Renewing your SSL certificate may seem a little daunting. But fortunately, many great hosting providers ensure the process is as simple as possible for their customers. Some even automate the task, making it even easier and more convenient.
If your host doesn’t provide automatic renewal, worry not because I’m going to take you through the simple step-by-step process to ensure your website and its visitors are protected with an SSL certificate.
Why Bother to Renew Your SSL Certificate?
SSL (standing for Secure Sockets Layer) certificates provide security and promote trust. Most of us have stumbled across the “Your connection is not private” page at some point, coupled with that red warning triangle. If this is your website, you could be losing a lot of your potential traffic to competitor websites.
It is easy to see if a website is protected with an SSL certificate. If it is not, the web address will begin with http. On the other hand, those protected with a SSL certificate will begin with https.
An SSL certificate ensures that data that passes between your website’s server and your visitors’ browser is kept private by establishing an encrypted link between the two. Purchasing and renewing your SSL certificate will help to keep your users’ data safe. This can include usernames, passwords, and credit card information, to name a few key aspects. Your SSL certificate will additionally verify the validity of your website, and help protect it from hackers creating a fake version of it. It is therefore an essential component of a secure and reputable website.
Steps For Renewing Your SSL Certificate
There are just four steps for renewing your SSL certificate. Lets take a look at them:
1) Generate a CSR
To begin the process of renewing your SSL certificate, A CSR – Certificate Signing Request – from a Certificate Authority (CA) needs to be generated. A CSR is encrypted text that contains information about your organisation such as its domain name, location, email address, as well as the certificate’s public key. A CA is an organisation that verifies the details of websites, and there are many trusted CAs such as Comodo, DigiCert, and IdenTrust. Most major servers and CAs require a new CSR with SSL certificate renewals.
It is likely that your CSR can be generated through your hosting administration panel. For example, if your host uses cPanel, you will find your SSL Certificate options under the ‘Security’ tab. From there, you can click on the ‘SSL/TLS’ option and then on the link under ‘Certificate Signing Request’.

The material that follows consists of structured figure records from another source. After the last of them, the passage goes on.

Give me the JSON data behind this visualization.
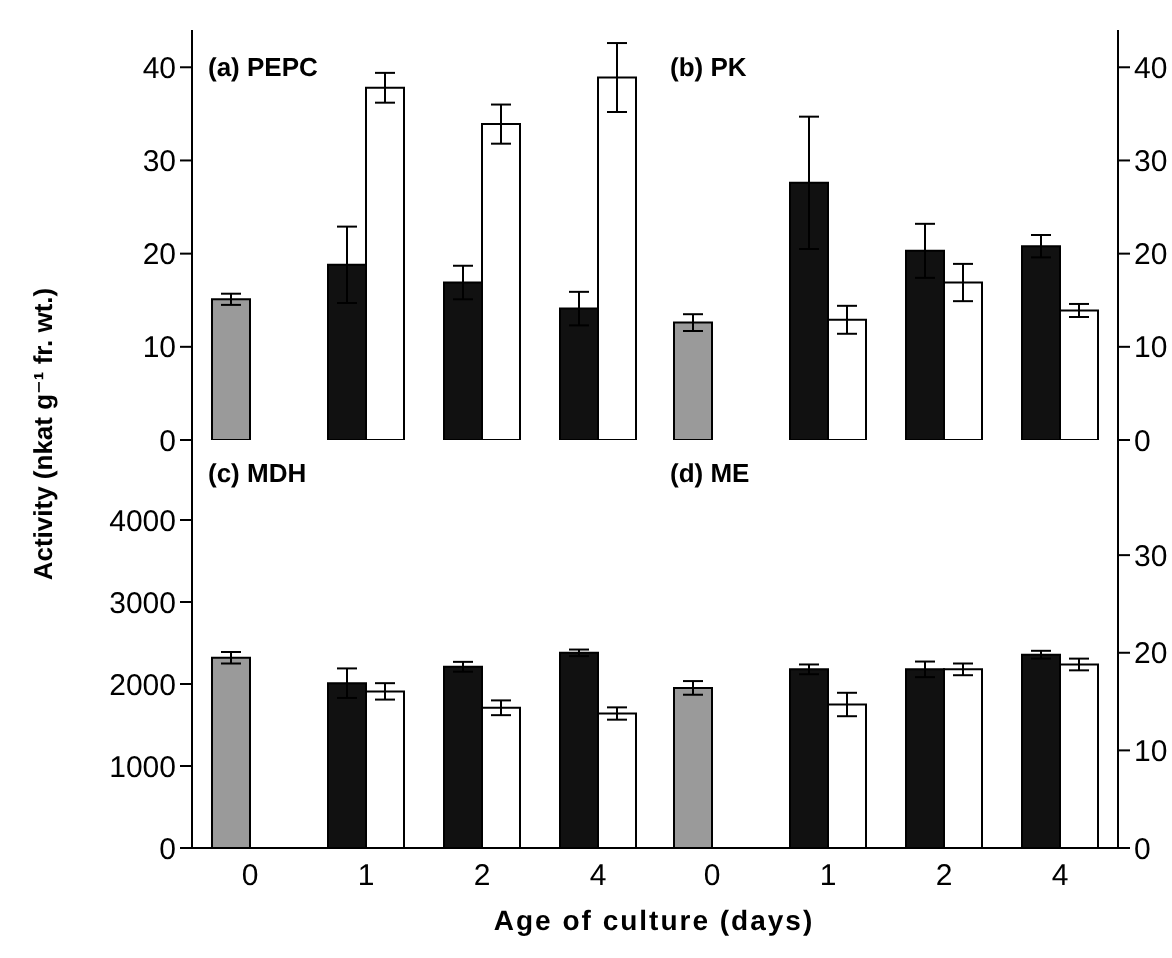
{
  "chart_data": [
    {
      "type": "bar",
      "title": "(a) PEPC",
      "ylabel": "Activity (nkat g⁻¹ fr. wt.)",
      "categories": [
        "0",
        "1",
        "2",
        "4"
      ],
      "series": [
        {
          "color": "#9a9a9a",
          "values": [
            15.1,
            null,
            null,
            null
          ],
          "errors": [
            0.6,
            null,
            null,
            null
          ]
        },
        {
          "color": "#111111",
          "values": [
            null,
            18.8,
            16.9,
            14.1
          ],
          "errors": [
            null,
            4.1,
            1.8,
            1.8
          ]
        },
        {
          "color": "#ffffff",
          "values": [
            null,
            37.8,
            33.9,
            38.9
          ],
          "errors": [
            null,
            1.6,
            2.1,
            3.7
          ]
        }
      ],
      "ylim": [
        0,
        44
      ],
      "yticks": [
        0,
        10,
        20,
        30,
        40
      ],
      "tick_labels": "y"
    },
    {
      "type": "bar",
      "title": "(b) PK",
      "categories": [
        "0",
        "1",
        "2",
        "4"
      ],
      "series": [
        {
          "color": "#9a9a9a",
          "values": [
            12.6,
            null,
            null,
            null
          ],
          "errors": [
            0.9,
            null,
            null,
            null
          ]
        },
        {
          "color": "#111111",
          "values": [
            null,
            27.6,
            20.3,
            20.8
          ],
          "errors": [
            null,
            7.1,
            2.9,
            1.2
          ]
        },
        {
          "color": "#ffffff",
          "values": [
            null,
            12.9,
            16.9,
            13.9
          ],
          "errors": [
            null,
            1.5,
            2.0,
            0.7
          ]
        }
      ],
      "ylim": [
        0,
        44
      ],
      "yticks": [
        0,
        10,
        20,
        30,
        40
      ],
      "tick_labels": "y"
    },
    {
      "type": "bar",
      "title": "(c) MDH",
      "xlabel": "Age of culture (days)",
      "categories": [
        "0",
        "1",
        "2",
        "4"
      ],
      "series": [
        {
          "color": "#9a9a9a",
          "values": [
            2320,
            null,
            null,
            null
          ],
          "errors": [
            70,
            null,
            null,
            null
          ]
        },
        {
          "color": "#111111",
          "values": [
            null,
            2010,
            2210,
            2380
          ],
          "errors": [
            null,
            180,
            60,
            40
          ]
        },
        {
          "color": "#ffffff",
          "values": [
            null,
            1910,
            1710,
            1640
          ],
          "errors": [
            null,
            100,
            90,
            75
          ]
        }
      ],
      "ylim": [
        0,
        5000
      ],
      "yticks": [
        0,
        1000,
        2000,
        3000,
        4000
      ]
    },
    {
      "type": "bar",
      "title": "(d) ME",
      "categories": [
        "0",
        "1",
        "2",
        "4"
      ],
      "series": [
        {
          "color": "#9a9a9a",
          "values": [
            16.4,
            null,
            null,
            null
          ],
          "errors": [
            0.7,
            null,
            null,
            null
          ]
        },
        {
          "color": "#111111",
          "values": [
            null,
            18.3,
            18.3,
            19.8
          ],
          "errors": [
            null,
            0.5,
            0.8,
            0.4
          ]
        },
        {
          "color": "#ffffff",
          "values": [
            null,
            14.7,
            18.3,
            18.8
          ],
          "errors": [
            null,
            1.2,
            0.6,
            0.6
          ]
        }
      ],
      "ylim": [
        0,
        42
      ],
      "yticks": [
        0,
        10,
        20,
        30
      ]
    }
  ]
}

Fill out the required fields, including any contact information requested to validate that you own the domain the CSR is for. You will then be given a CSR code, which you will need to keep handy for when you re-activate your SSL certificate later on.
2) Purchase and Activate it
Once you have your CSR, you will be able to buy a new SSL certificate, normally directly through your hosting provider. Every host will have their own platform and way of doing things. But generally your hosting account will display the products and services you have purchased from them, including your SSL certificate and its status. When you click on this, you must follow the steps you are prompted to take, supplying all the requested information, including the CSR you generated through your cPanel account.
3) Verify Your Identity
Because SSL certificates are all about security, you will be required to take an extra step to verify your identity and confirm that you own the domain. This is a necessary step to promote the security of the internet as a whole. It’s a process that ensures the legitimacy of websites and businesses.
You may be offered multiple ways to validate your information such as HTTP validation and DNS validation. However, email validation remains the simplest choice. You will be asked to enter the email address that is associated with your domain. Once you receive the verification email, simply follow the instructions it contains.
4) SSL Installation
Full validation can vary greatly, taking hours or even weeks, so it’s important to plan ahead so that there are no time gaps in your site’s protection. Your host may also contact you before your certificate is due for renewal so you can take action as soon as possible.
Once approved, you will normally receive a file containing your certificate via email. The SSL certificate may be added to your website automatically or you may contact your host or other service provider to install it for you. Alternatively, you can install the certificate manually. I will again use the example of a cPanel account, as it is such a widely-popular content management system. From your cPanel account, take the following steps:
1) Access the SSL/TSL link under the security menu.
2) Click on the ‘Manage SSL Sites’ link.
3) Select the option of updating your domain name’s certificate.
4) Next, click on ‘Autofill by domain’, which will automatically fill in the ‘Private Key’ box.
5) After this, enter the text from your certificate’s file in the ‘Certificate: (CRT)’ box.
6) Now click on ‘Install’ and you’re all done.
Once that’s done, you should check every page on your website for https at the beginning of each webpage address.
Remember, control panels and hosting providers can vary in the options that are readily available to you. If you’re stuck, simply contact your host. It’s worth remembering that many hosting providers have the tools and resources to help you with your SSL certificate. This includes both the initial installation process and any renewals.
An SSL certificate really is an essential component of a secure website. Not only does it keep data associated with your website secure, but it also helps with your SEO efforts. Search engines are more likely to prioritise websites with a valid certificate and penalise those without one. There are lots of cost-effective and time-efficient options out there, making the process quick and painless.